On August 21, 2022, YouTuber MatPat made a video about the Pink Sauce on the "Food Theorists" YouTube channel, claiming the ingredients list was unrealistic and that the portions listed on the label were inaccurate. He recommended viewers to not consume the sauce due to potential health risks, but instead to make their own. These claims were subsequently debunked by YouTuber Ann Reardon who recreated the sauce using only the listed ingredients from the label. The claim initially stated the ingredients list was missing egg as a required emulsifier for the water/oil mixture of the sauce, Ann proved that the dragon fruit in the recipe was able to act as an effective egg substitute to stabilize the mixture.

=== Response from Chef Pii ===
Chef Pii claimed that she had never weighed the product, so the discrepancy between the amount of sauce indicated on the label and the amount actually in the bottle was due to guesswork. When asked whether her product was approved by the Food and Drug Administration, she stated that her product is not a "medical product", causing further backlash from commenters who noted that the Food and Drug Administration is responsible for regulating food alongside drugs. She also defended herself from the backlash, stating: "My apologies, I’m only human, I’m not perfect” and "this is a small business that is just moving really, really fast."

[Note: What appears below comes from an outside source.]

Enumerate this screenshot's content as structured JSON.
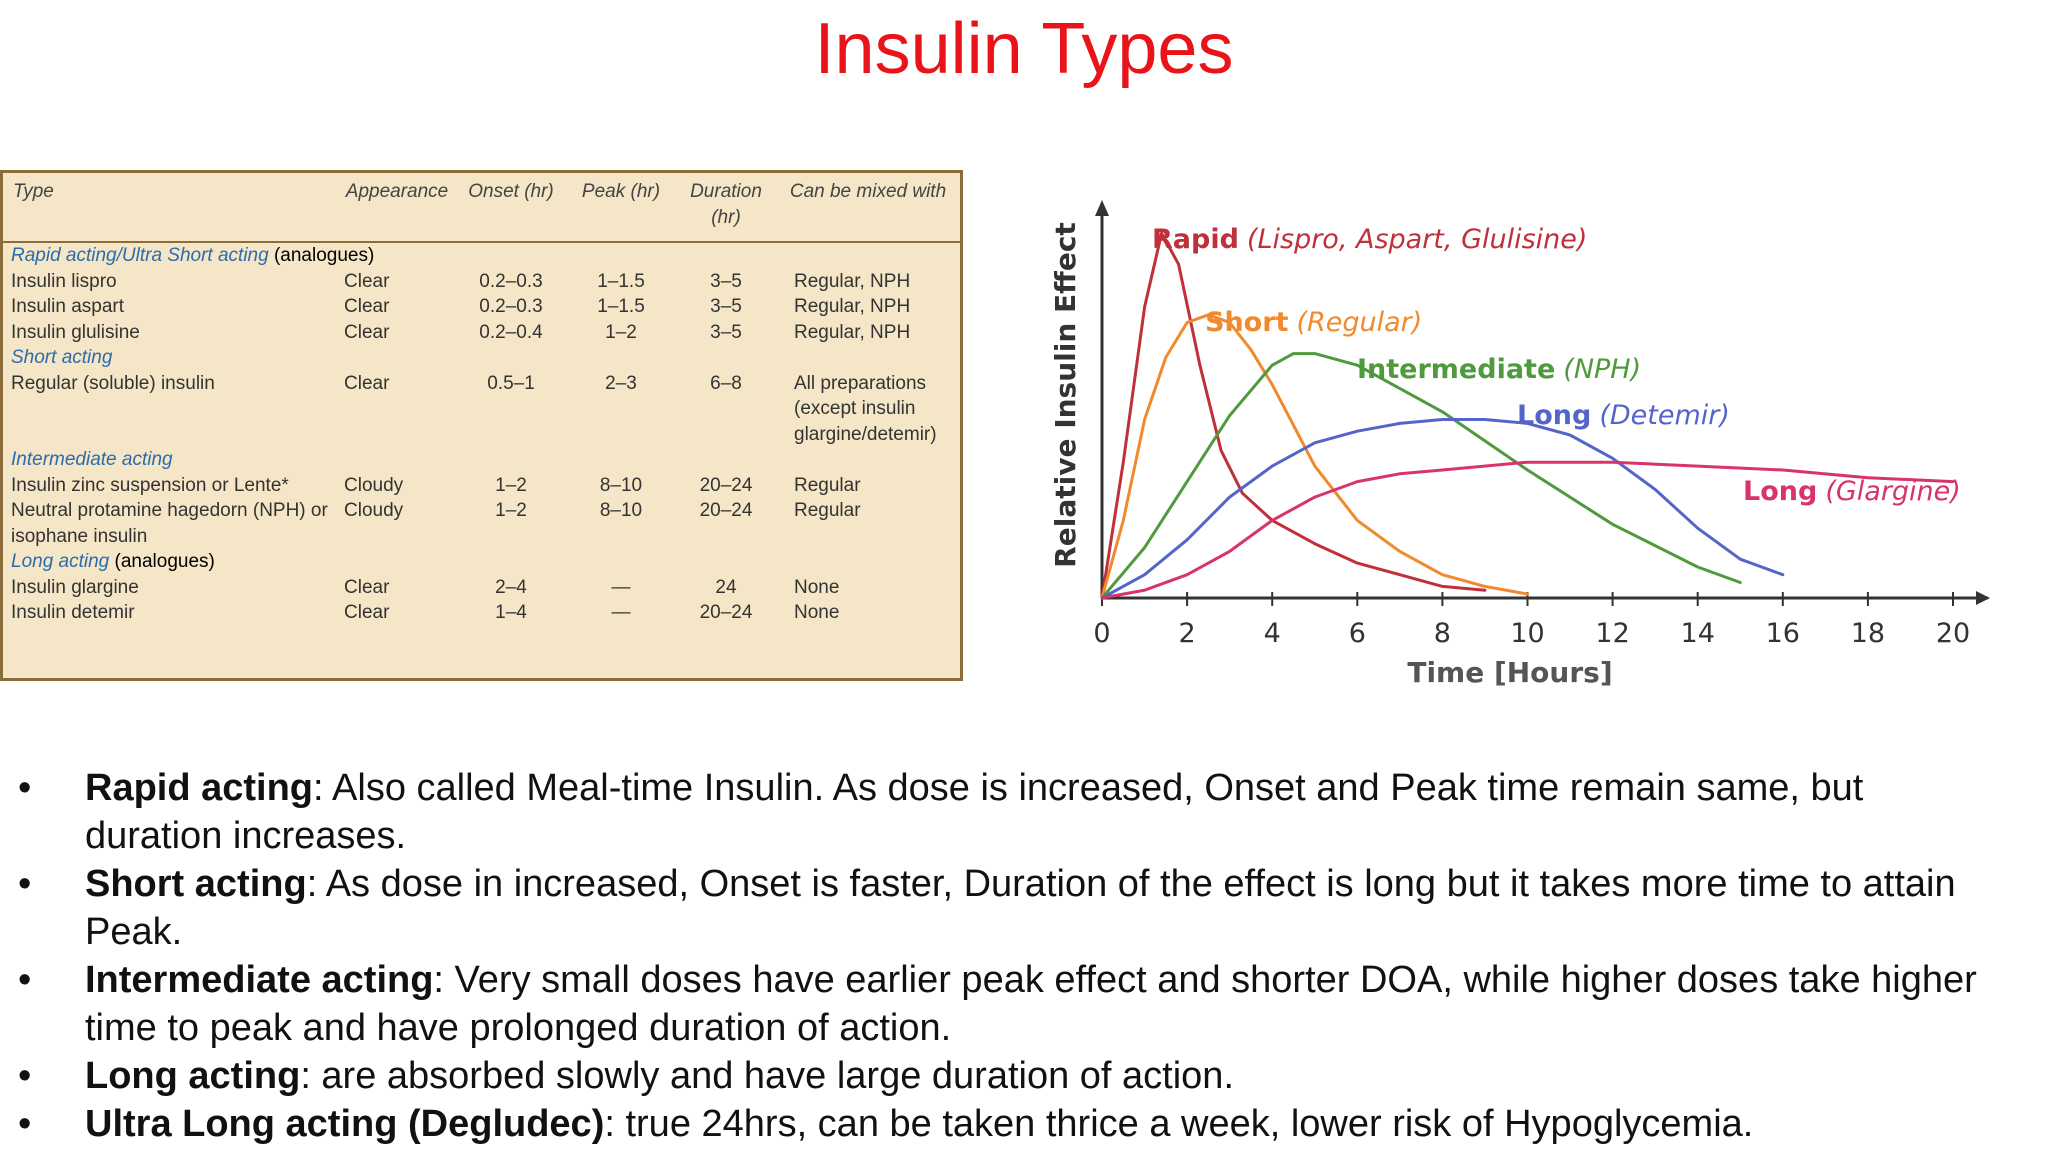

In October 2022, Chef Pii appeared on Karamo Brown's talk show, Karamo, to address the controversies surrounding her sauce. She appeared alongside fellow TikTok user Alle Brean, a critic of the sauce who had sent a sample to a lab for testing. While the mistake in labeling was acknowledged, Chef Pii did not address concerns over the shipment of perishable ingredients. Chef Pii criticized Brean for her commentary on the sauce, and accused Brean of "fabricating" claims about her product to "tear down [Chef Pii's] business and livelihood". The results of Brean's commissioned lab test were never presented during the segment. Chef Pii's response on the show was met with backlash and the episode was deleted. Chef Pii later apologized to Brean through a private message on TikTok.

=== FDA approval ===

"The F, f'ing, DA, federal, came to my business yesterday. I am 100% compliant, I'm abiding with the FDA...I'm not in trouble. I'm not going to jail. Nobody can accuse the Pink Sauce of anything going forward."
— Chef Pii

On August 2, 2022, the Food and Drug Administration opened an investigation into the Pink Sauce. Chef Pii requested and received help from Dave's Gourmet to appropriately alter the recipe, production, and packaging, to adhere to federal food safety standards. The reformulated product received approval from the Food and Drug Administration and was made available in Walmart stores in January 2023.

=== GoFundMe Page ===
On August 16, 2023, Chef Pii made a GoFundMe page alleging that Dave's Gourmet did not pay her royalties for The Pink Sauce and that she was financially struggling, living off twenty dollars a day and facing eviction. She requested $100,000 on this page. Dave's Gourmet claimed that they had been paying her the contracted amount, which was $120,000 as of August 2023. In October 2023, Dave's Gourmet stated that it had made further payments to Pii, and that it was considering a defamation lawsuit.